After the political-party law is unveiled, the Union Solidarity and Development Association (USDA), the mass community organisation set up by Than Shwe about 17 years ago to support the military government at the grassroots, is expected to announce the formation of a political party. It may even form three parties, according to some Burmese government officials, and it is these parties that will form the bulwark of the junta's move from military to civilian power. The ministers tapped for political futures will then join one of these parties, according to military sources. In fact, ministers who are part of this process have been quietly campaigning now for nearly a year, handing out largesse whenever they can. Than Shwe recently told the minister-cum-politicians that they had to do more political work and start organising their party functions, but without making their actions public. "The ministers are not allowed to be seen on TV in their political role," said Sein Kyaw Hlein, the Bangkok-based journalist.

In the coming months there will be massive changes in the army as well as government. A major overhaul of the military is expected with hundreds, if not thousands, of senior officers retiring to make way for the new generation of younger officers. This is largely in preparation for the new relationship that is expected to emerge after the elections. In theory, regional commanders will now have to answer to the local civilian authorities, something that runs directly counter to the military practise of the last two decades. Already there are tensions in some areas between the local authorities and the central government, especially related to issues of forced labour and the mandate of the International Labour Organisation, which is currently at loggerheads with the government over forced labour. Local courts have overruled executive orders to return confiscated land, and farmers who have returned are being prosecuted for trespassing – as many as 60 in one area are facing stiff prison sentences for claiming lands that the central authorities had already agreed was unlawfully seized. This may just be a forerunner of things to come.

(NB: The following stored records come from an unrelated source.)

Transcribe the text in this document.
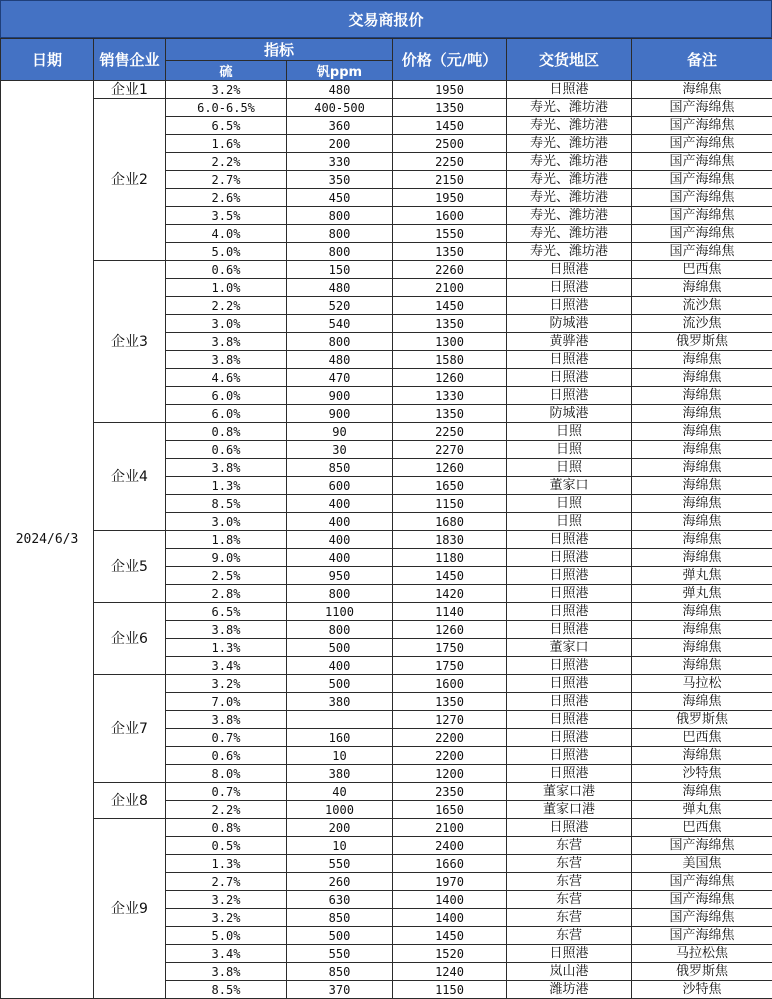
交易商报价
日期	销售企业	指标		价格（元/吨）	交货地区	备注
		硫	钒ppm			
2024/6/3	企业1	3.2%	480	1950	日照港	海绵焦
	企业2	6.0-6.5%	400-500	1350	寿光、潍坊港	国产海绵焦
		6.5%	360	1450	寿光、潍坊港	国产海绵焦
		1.6%	200	2500	寿光、潍坊港	国产海绵焦
		2.2%	330	2250	寿光、潍坊港	国产海绵焦
		2.7%	350	2150	寿光、潍坊港	国产海绵焦
		2.6%	450	1950	寿光、潍坊港	国产海绵焦
		3.5%	800	1600	寿光、潍坊港	国产海绵焦
		4.0%	800	1550	寿光、潍坊港	国产海绵焦
		5.0%	800	1350	寿光、潍坊港	国产海绵焦
	企业3	0.6%	150	2260	日照港	巴西焦
		1.0%	480	2100	日照港	海绵焦
		2.2%	520	1450	日照港	流沙焦
		3.0%	540	1350	防城港	流沙焦
		3.8%	800	1300	黄骅港	俄罗斯焦
		3.8%	480	1580	日照港	海绵焦
		4.6%	470	1260	日照港	海绵焦
		6.0%	900	1330	日照港	海绵焦
		6.0%	900	1350	防城港	海绵焦
	企业4	0.8%	90	2250	日照	海绵焦
		0.6%	30	2270	日照	海绵焦
		3.8%	850	1260	日照	海绵焦
		1.3%	600	1650	董家口	海绵焦
		8.5%	400	1150	日照	海绵焦
		3.0%	400	1680	日照	海绵焦
	企业5	1.8%	400	1830	日照港	海绵焦
		9.0%	400	1180	日照港	海绵焦
		2.5%	950	1450	日照港	弹丸焦
		2.8%	800	1420	日照港	弹丸焦
	企业6	6.5%	1100	1140	日照港	海绵焦
		3.8%	800	1260	日照港	海绵焦
		1.3%	500	1750	董家口	海绵焦
		3.4%	400	1750	日照港	海绵焦
	企业7	3.2%	500	1600	日照港	马拉松
		7.0%	380	1350	日照港	海绵焦
		3.8%		1270	日照港	俄罗斯焦
		0.7%	160	2200	日照港	巴西焦
		0.6%	10	2200	日照港	海绵焦
		8.0%	380	1200	日照港	沙特焦
	企业8	0.7%	40	2350	董家口港	海绵焦
		2.2%	1000	1650	董家口港	弹丸焦
	企业9	0.8%	200	2100	日照港	巴西焦
		0.5%	10	2400	东营	国产海绵焦
		1.3%	550	1660	东营	美国焦
		2.7%	260	1970	东营	国产海绵焦
		3.2%	630	1400	东营	国产海绵焦
		3.2%	850	1400	东营	国产海绵焦
		5.0%	500	1450	东营	国产海绵焦
		3.4%	550	1520	日照港	马拉松焦
		3.8%	850	1240	岚山港	俄罗斯焦
		8.5%	370	1150	潍坊港	沙特焦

This year's election process is already fraught, and the attention of the international community will be closely focused on how the polls are eventually conducted. Despite Foreign Minister Nyan Win's repeated promises that the elections will be free and fair, most pro-democracy activists and analysts remain highly sceptical. Ultimately, one crucial issue is how the international community will decide on how to define the minimum standards of the election's credibility. "As long as the elections are not objectionable, they will be acceptable to the region," Secretary-General of ASEAN Surin Pitsuwan recently told this writer. At least for the Southeast Asian neighbourhood, then the bar has not been set very high. But, of course, the key will be how the Burmese population regards the election process. "While this regime has ruled largely through fear, don't discount an Iran-style reaction if the result appears to have been overly-manipulated by the military," a young budding Burmese politician who intends to stand in the elections said recently. He declined to be identified, for fear of being detained.

~-Larry Jagan is a freelance journalist and Burma specialist based in Bangkok.